The pre-exercise meal/snack will help provide your muscles with the fuel they need to perform vigorous exercise as well as help offset any muscle breakdown. Plus it will keep you from feeling weak and lightheaded. The meal after the workout serves to supply your body with new energy that it will use to either refill its muscle glycogen stores or to repair and rebuild the damaged muscle tissues. In addition, a small meal before and after a workout greatly revs up your metabolism. If you skip this important meal you will drastically jeopardize the results you could see from your workout.
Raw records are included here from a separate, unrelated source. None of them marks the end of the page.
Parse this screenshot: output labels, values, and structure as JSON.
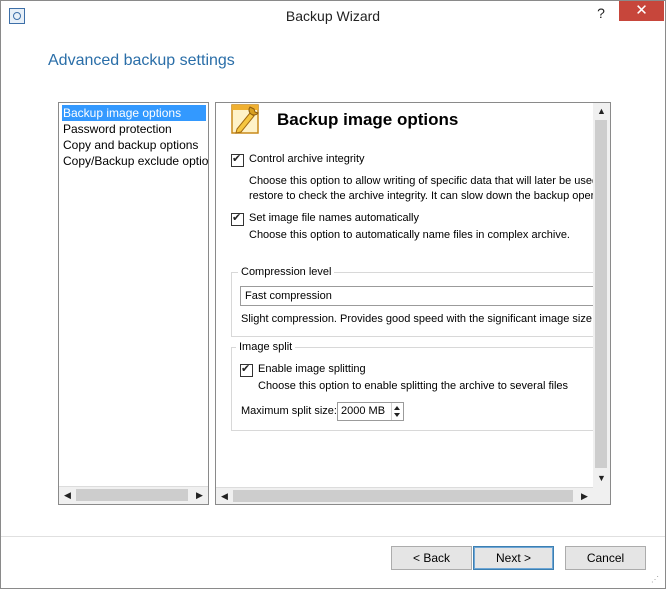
{
  "window": {
    "title": "Backup Wizard",
    "help_label": "?",
    "close_label": "✕"
  },
  "heading": "Advanced backup settings",
  "left_nav": {
    "items": [
      {
        "label": "Backup image options",
        "selected": true
      },
      {
        "label": "Password protection",
        "selected": false
      },
      {
        "label": "Copy and backup options",
        "selected": false
      },
      {
        "label": "Copy/Backup exclude options",
        "selected": false
      }
    ]
  },
  "page": {
    "title": "Backup image options",
    "icon": "wrench-pencil-settings-icon",
    "control_integrity": {
      "label": "Control archive integrity",
      "checked": true,
      "desc_line1": "Choose this option to allow writing of specific data that will later be used d",
      "desc_line2": "restore to check the archive integrity. It can slow down the backup opera"
    },
    "auto_names": {
      "label": "Set image file names automatically",
      "checked": true,
      "desc": "Choose this option to automatically name files in complex archive."
    },
    "compression": {
      "group_label": "Compression level",
      "selected": "Fast compression",
      "desc": "Slight compression. Provides good speed with the significant image size."
    },
    "image_split": {
      "group_label": "Image split",
      "enable_label": "Enable image splitting",
      "checked": true,
      "desc": "Choose this option to enable splitting the archive to several files",
      "max_size_label": "Maximum split size:",
      "max_size_value": "2000 MB"
    }
  },
  "buttons": {
    "back": "< Back",
    "next": "Next >",
    "cancel": "Cancel"
  },
  "colors": {
    "heading": "#2a6ea8",
    "selection": "#3399ff",
    "close": "#c7463b"
  }
}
- Protein Shake (look for all natural ingredients and 50-75% carbs, 50-25% protein – I recommend IsaLean Shakes as it has all natural pre-metabolized whey protein)
- Banana with scoop of nut butter
- An easy ‘Go-to’ are a quality whey protein bar. IsaLean bars are my personal choice, they supply carbohydrates to fuel muscle but also have the highest quality whey protein and SOO convenient at 6am!
- 1 Scoop of a pre-metabolized protein powder in a water bottle with regular ol water, coconut water or almond milk
- Yogurt (not the diet or light kind) – this is actually one of my favorites.
- Banana and whole grain granola bar
- Piece of ezekial toast or bread with peanut butter or jam
- Dry whole grain cereal with fruit
*Note: Pre-Metabolized basically means it is a ready fuel source your body can immediately convert to energy!
As I said above, the post-workout meal serves to replenish muscular glycogen stores as well as to help provide the amino acids your muscles need to repair and rebuild themselves after being broken down through strength training activities. Contrary to popular belief, this meal will actually help your body burn more calories as it keeps your metabolism at peak performance. Your body burns more knowing it is not going into starvation mode. It is always best for you to try and consume this meal as soon as possible after your workout as there is a critical window of opportunity when the muscles are more receptive to taking in the nutrients. Many people choose to also consume a shake for this meal as it is easily transported to the gym so you can have it on your way out.
- WHEY protein is particularly effective at halting muscle breakdown refueling and rebuilding muscle
- Whole Grain Waggle topped with Plain Greek Yogurt and Fruit
- Tuna with whole wheat crackers or toast
- Banana with scoop of nut butter
- Greek Yogurt and Berries
- Orange and Nuts (specific, yes, a great combination)
- Quality Protein Bar (recommend IsaPro Isagenix)
- Chia Pudding (1-2 tablespoon chia seeds mixed into almond milk and thickened overnight in the fridge)
- ½ cup oatmeal with apples and cinnamon
- 2 Hard Boiled eggs with hummus and raw veggies
- Cottage Cheese and blueberries (on a slice of whole wheat or ezekial toast)
To sum up, you should consume a lean protein source, from meat or from protein powder depending on your needs and preferences and then a simple carbohydrate source.Try incorporating pre and post workout meals into your next workout. It may take some time to get used to it, but I am confident you will reap impressive results in no time. These meals are just about as important as the actual work you do in the gym in terms of the progress you are going to see – the nutritional portion is not something to take lightly.